Yamadera is a famous tourist destination spot in Yamagata prefecture. It is well-known due to its uniqueness: a complex of temples perches on top of a mountain with hundreds of stone steps. I have been to this place twice before, but when I was told by my friend Steven that you could actually go there via hiking and not simply just walk from the station, I was intrigued and embarked on a trip with him to see for myself. In actuality I could not really call it hiking but more akin to trailing as no steep elevation change was involved in the trip, but here how the story goes.

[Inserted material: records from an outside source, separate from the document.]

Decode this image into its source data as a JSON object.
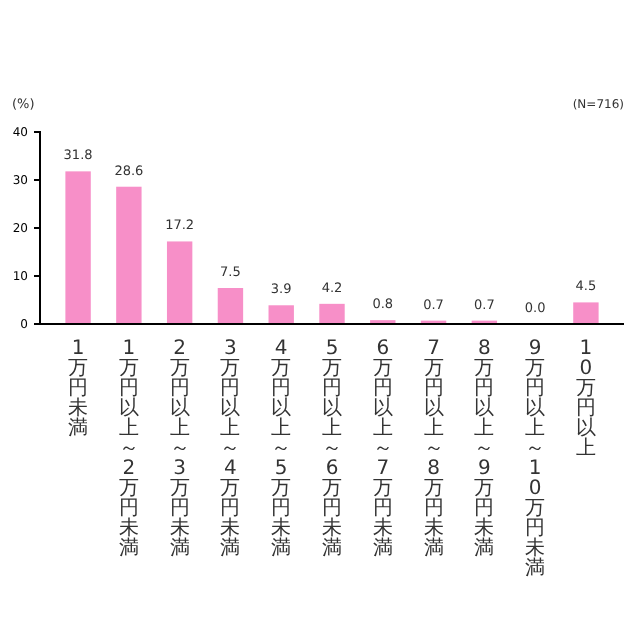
{
  "chart_data": {
    "type": "bar",
    "ylabel": "(%)",
    "annotations": [
      "(N=716)"
    ],
    "categories": [
      "1万円未満",
      "1万円以上～2万円未満",
      "2万円以上～3万円未満",
      "3万円以上～4万円未満",
      "4万円以上～5万円未満",
      "5万円以上～6万円未満",
      "6万円以上～7万円未満",
      "7万円以上～8万円未満",
      "8万円以上～9万円未満",
      "9万円以上～10万円未満",
      "10万円以上"
    ],
    "values": [
      31.8,
      28.6,
      17.2,
      7.5,
      3.9,
      4.2,
      0.8,
      0.7,
      0.7,
      0.0,
      4.5
    ],
    "value_labels": [
      "31.8",
      "28.6",
      "17.2",
      "7.5",
      "3.9",
      "4.2",
      "0.8",
      "0.7",
      "0.7",
      "0.0",
      "4.5"
    ],
    "color": "#f78fc8",
    "ylim": [
      0,
      40
    ],
    "yticks": [
      0,
      10,
      20,
      30,
      40
    ],
    "grid": false
  }
}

Note: trip information is at the end of this article.
On a rainy Sunday morning we got on a train to Yamadera and alighted one station before Yamadera in Omoshiroyama-kogen (面白山高原). A funny name, because it literally means ‘interesting mountain plateau’. We were a bit disappointed initially because the weather forecast said sunny with cloudy possibilities, but that Sunday morning rain was pouring in Sendai.
However amazingly, when we stepped into the station’s platform in Omoshiroyama-kogen there was no rain. Instead it was just a slight overcast. We were overjoyed. One interesting thing about this station, is that there is no ticket gate, so it is not possible to use your IC card to tap out there. You just need to explain the situation to the station attendant later, no big deal.
Aside from us there were several Japanese getting ready for their hike with complete set of gears. So much different since we just wore normal casual clothing. I looked around trying to find out more information about the hiking trail, which conveniently written on several information boards so it was not that hard to find a way. Plenty of hiking trails originate from here. There was one particular trail along the river leading to Yamadera, so we took that one.
This trail lead us to cross the bridge on the above photo, down to the river trail about 30 meters below the bridge. There was a small path lined with logs to provide stepping spots and wooden planks above scaffolding jutting out from the cliff. Only mere minutes into the trail and we found one large waterfall in plain sight. The sound of the water splashing against the rocks was really like music to me. The trail in front of the waterfall was narrow and precarious, but I could not help to think that it was really well made; sometimes it is molded out of concrete and has rope guard for safety.
Along the trail there were several spots where we had to cross the river to get to the opposite riverbank. These were some sort-of arch wooden bridges ensuring safe passage to the other side and I was genuinely impressed by their existence. Yamagata city government sure has quite spent efforts in creating and maintaining the hiking trails around the area.
Further along the river there were points where we had to slowly tread and lean our backs against the cliff because the path was so narrow it could barely fit a normal-sized adult. When I gazed onto the river I was impressed by the clarity of the water as I could see the bottom just fine. I felt like dipping my feet onto that cold water.
After passing a slippery, needle-like passage we came into the view of the second waterfall. It was unreachable and well-hidden behind the bushes, but its trickling water streamed into the river gently across the trail. We spent some time playing with the cold water here and carried on.
Behind the protruding large cliff not so far from the second waterfall we could hear another waterfall ahead. The third waterfall was the best in my opinion because it was located on a small clearing and the base was easy to access. It was not a big waterfall that you could stand beneath it and pretend that you are on some kind of make-believe meditation slash kung-fu training, but it was a beautiful one indeed.
The trail ended when we had to pass through a square tunnel and arrived in the edge of the forest where there were plenty of cut logs lying around. We spent almost 2 hours for a trail that was supposedly manageable in 1 hour time because we stopped here and there to admire the nature (that, and I really took my sweet time taking the pictures =D ).
Although the trail has ended, we were nowhere near Yamadera yet. As shown on the station map earlier, the trail does not actually extend all the way to Yamadera but instead only goes as far as one-third of the distance between Omoshiroyama-kogen and Yamadera. We followed the small road cutting through the forest near the trail exit to reach the temple complex, which took us around one and half hours. The road is rarely used as we passed by only a handful of cars on the way to civilization.
In Yamadera we first stopped to fill our stomach for lunch then decided to go climbing the stone steps for the mountainside temple. As I said before I have been to Yamadera twice before but they were as part of big group trips where I did not have ample time to explore freely. This time I made sure I went into all the nooks and crannies.
The best part was, when we finally reached the mountain peak where the main temple resides, the clouds have moved and the weather was sunny. The valley seen from the observation deck was the greenest sight I have ever since, very much different from the time I went during autumn season. I guess I would have to try going to Yamadera again on winter and spring just to complete the four-season journey.
This concludes my writing about ‘hiking’ in Yamadera. Due to my affinity to nature and hiking, in the future if I have the opportunity I would write more posts about hiking in Japan. So stay tuned!
From JR Sendai station take JR Senzan line to Yamagata and alight in Omoshiroyama-kogen. One way trip costs ¥760. Once you got to the station there were several hiking trails. Follow the one that leads towards Yamadera.